14 Setup: Types

Purpose: Vectors can hold data of only one type. While this isn’t a course on computer science, there are some type “gotchas” to look out for when doing data science. This exercise will help us get ahead of those issues.

Reading: (None, this is the reading)

library(tidyverse)
## ── Attaching core tidyverse packages ──────────────────────── tidyverse 2.0.0 ──
## ✔ dplyr     1.1.4     ✔ readr     2.1.5
## ✔ forcats   1.0.0     ✔ stringr   1.5.1
## ✔ ggplot2   3.5.1     ✔ tibble    3.2.1
## ✔ lubridate 1.9.4     ✔ tidyr     1.3.1
## ✔ purrr     1.0.4     
## ── Conflicts ────────────────────────────────────────── tidyverse_conflicts() ──
## ✖ dplyr::filter() masks stats::filter()
## ✖ dplyr::lag()    masks stats::lag()
## ℹ Use the conflicted package (<http://conflicted.r-lib.org/>) to force all conflicts to become errors

14.1 Data Types

Any time we store data in a computer, we need to work with types. A type is a system for representing a class of data inside our computer. Types are important because they can muck up our analysis. For instance, we obviously can’t perform addition with the number 1 and the letter “a”

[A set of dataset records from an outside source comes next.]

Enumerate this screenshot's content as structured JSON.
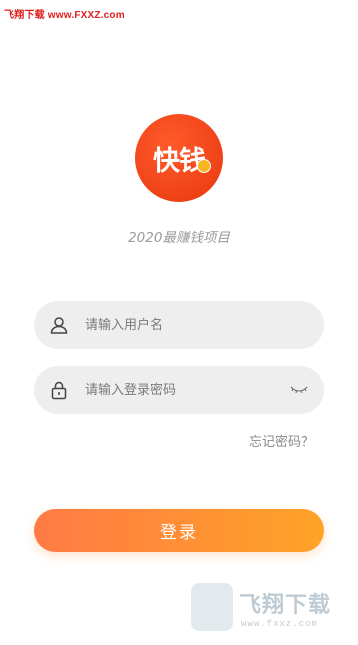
{
  "watermark_top": "飞翔下载 www.FXXZ.com",
  "logo": {
    "text": "快钱",
    "brand_color": "#e8380f",
    "coin_color": "#f5b620"
  },
  "tagline": "2020最赚钱项目",
  "username": {
    "placeholder": "请输入用户名",
    "value": "",
    "icon": "user-icon"
  },
  "password": {
    "placeholder": "请输入登录密码",
    "value": "",
    "icon": "lock-icon",
    "toggle_icon": "eye-closed-icon"
  },
  "forgot_password": "忘记密码？",
  "login_button": "登录",
  "accent_gradient": [
    "#ff7a45",
    "#ffa326"
  ],
  "watermark_bottom": {
    "title": "飞翔下载",
    "url": "www.fxxz.com"
  }
}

## No need to edit; uncomment and run
# "a" + 1

However, we can “add” the letter “a” and the string “1”:

str_c("a", "1")
## [1] "a1"

Thankfully, there are only a few data types we need to care about:

  • Floating point numbers allow us to represent decimal values. This is the default type for numbers in R.
  • Integers are integers (they have no decimal value). To specify an integer, we have to include an L character; for instance, 1L.
  • Booleans are 1’s and 0’s. In R we specify these using TRUE and FALSE, which are the same as 1 and 0:
TRUE == 1
## [1] TRUE
FALSE == 0
## [1] TRUE
  • Strings can include just about any kind of character, so long as we enclose them with a pair of quotation marks ““:
nihongo <- "私は大学生です" # "I'm a college student"
nihongo
## [1] "私は大学生です"

14.1.1 Variables vs Strings

One common issue is confusing a string with a variable name. This is further complicated by the fact that we can store strings in variables.

14.1.2 q1 Describe what is wrong with the code below.

## TASK: Describe what went wrong here
## Set our airport
airport <- "BOS"

## Check our airport value
airport == ATL

Observations:

  • ATL (without quotes) is trying to refer to an object (variable); we would need to write "ATL" (with quotes) to produce a string.

14.2 Casting

Sometimes our data will not be in the form we want; in this case we may need to cast the data to another format.

  • as.integer(x) converts to integer
  • as.numeric(x) converts to real (floating point)
  • as.character(x) converts to character (string)
  • as.logical(x) converts to logical (boolean)
  • as.factor(x) converts to a factor (fixed values)

For example, sometimes our numerical data gets loaded as a string, in which case we’ll need to cast it back to numbers.

14.2.1 q2 Cast the following vector v_string to integers.

v_string <- c("00", "45", "90")
v_integer <- as.integer(v_string)

Use the following test to check your work.

## NOTE: No need to change this!
assertthat::assert_that(
  assertthat::are_equal(
                v_integer,
                c(0L, 45L, 90L)
  )
)
## [1] TRUE
print("Great job!")
## [1] "Great job!"

14.3 Statistical “types”

In addition to computer science data types, we will talk about variables in terms that statisticians use. There are only a few key “statistical types”:

  • Continuous variables can have infinitely small differences between values, such as real numbers.
  • Discrete variables have a minimum difference between values, such as integers.
  • Factors (or categoricals) take only one of a fixed set of values. This could be a set of numbers {1, 2, 3}, or a set of categories {red, blue, green}.
    • The fixed set of values are sometimes called factor levels.